Abstract

Kearns-Sayre syndrome (KSS) and Pearson syndrome (PS) show quite different phenotypes despite the same underlying genetic defect, i.e. a large deletion of one population of mitochondrial (mt) DNA. The main feature of KSS is progressive encephalomyopathy; on the other hand, PS shows fatal hematological problems in early infancy. Through Southern blot analysis of mtDNA of blood cells, deletion has been consistently found in patients with PS but usually undetectable in KSS patients. Therefore, their different clinical phenotypes have been explained by the different tissue distribution of mutant mtDNA. Recently, a few cases were reported which had features of PS in infancy and later developed KSS. These observations suggest that phenotypes may also be modified by the selection process involving mtDNA within different tissues.

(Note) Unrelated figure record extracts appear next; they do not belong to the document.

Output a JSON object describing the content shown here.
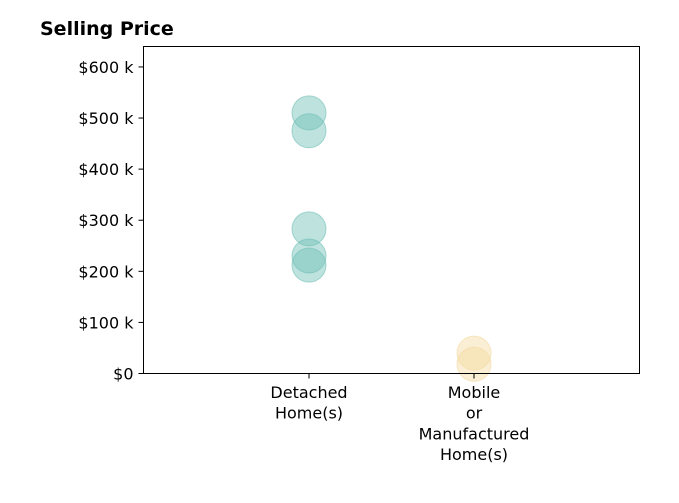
{
  "chart_data": {
    "type": "scatter",
    "title": "Selling Price",
    "xlabel": "",
    "ylabel": "",
    "categories": [
      [
        "Detached",
        "Home(s)"
      ],
      [
        "Mobile",
        "or",
        "Manufactured",
        "Home(s)"
      ]
    ],
    "ylim": [
      0,
      640000
    ],
    "yticks": [
      {
        "value": 0,
        "label": "$0"
      },
      {
        "value": 100000,
        "label": "$100 k"
      },
      {
        "value": 200000,
        "label": "$200 k"
      },
      {
        "value": 300000,
        "label": "$300 k"
      },
      {
        "value": 400000,
        "label": "$400 k"
      },
      {
        "value": 500000,
        "label": "$500 k"
      },
      {
        "value": 600000,
        "label": "$600 k"
      }
    ],
    "grid": false,
    "series": [
      {
        "category_index": 0,
        "color": "#6fbfb6",
        "values": [
          510000,
          475000,
          283000,
          230000,
          212000
        ]
      },
      {
        "category_index": 1,
        "color": "#f5d9a0",
        "values": [
          40000,
          18000
        ]
      }
    ]
  }
}
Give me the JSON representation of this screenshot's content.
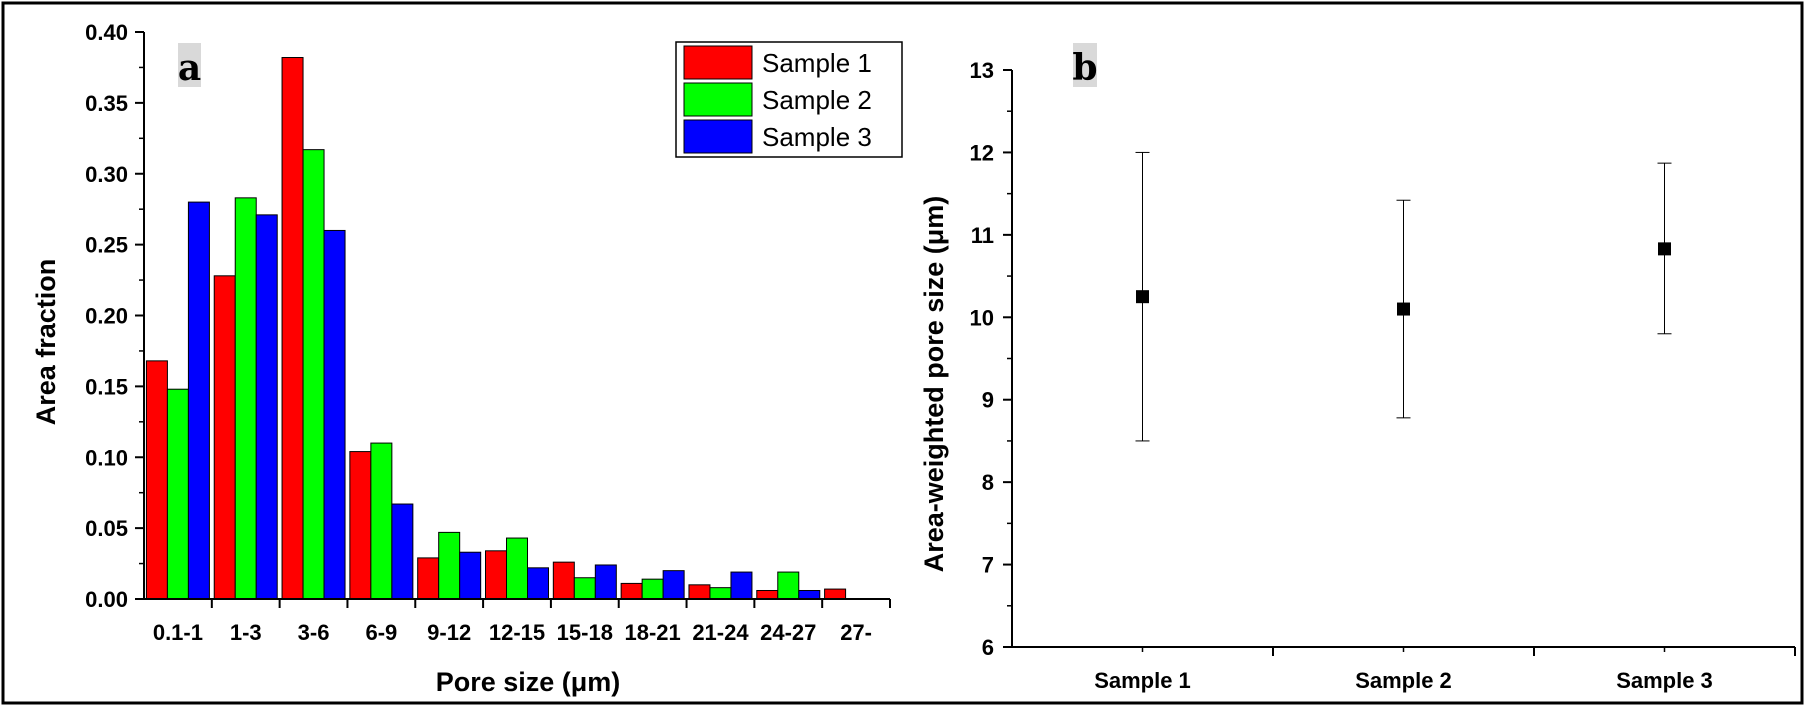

We found a case of KSS, who initially presented endocrinological dysfunction such as insulin-dependent diabetes mellitus (IDDM) and growth hormone (GH) deficiency, and had not developed external ophthalmoplegia until the age of 17. Although he did not show any symptoms of PS, a marked proportion of mtDNA was deleted not only in muscle but also in blood cells. Analysis of his blood cells showed an unchanged proportion of deleted mtDNA at three estimations within 6 years of the follow-up period. This case provides evidence that deleted mtDNA in blood cells also has a stable replicative capacity and that a large proportion of deleted mtDNA in blood cells may not accompany hematological problems.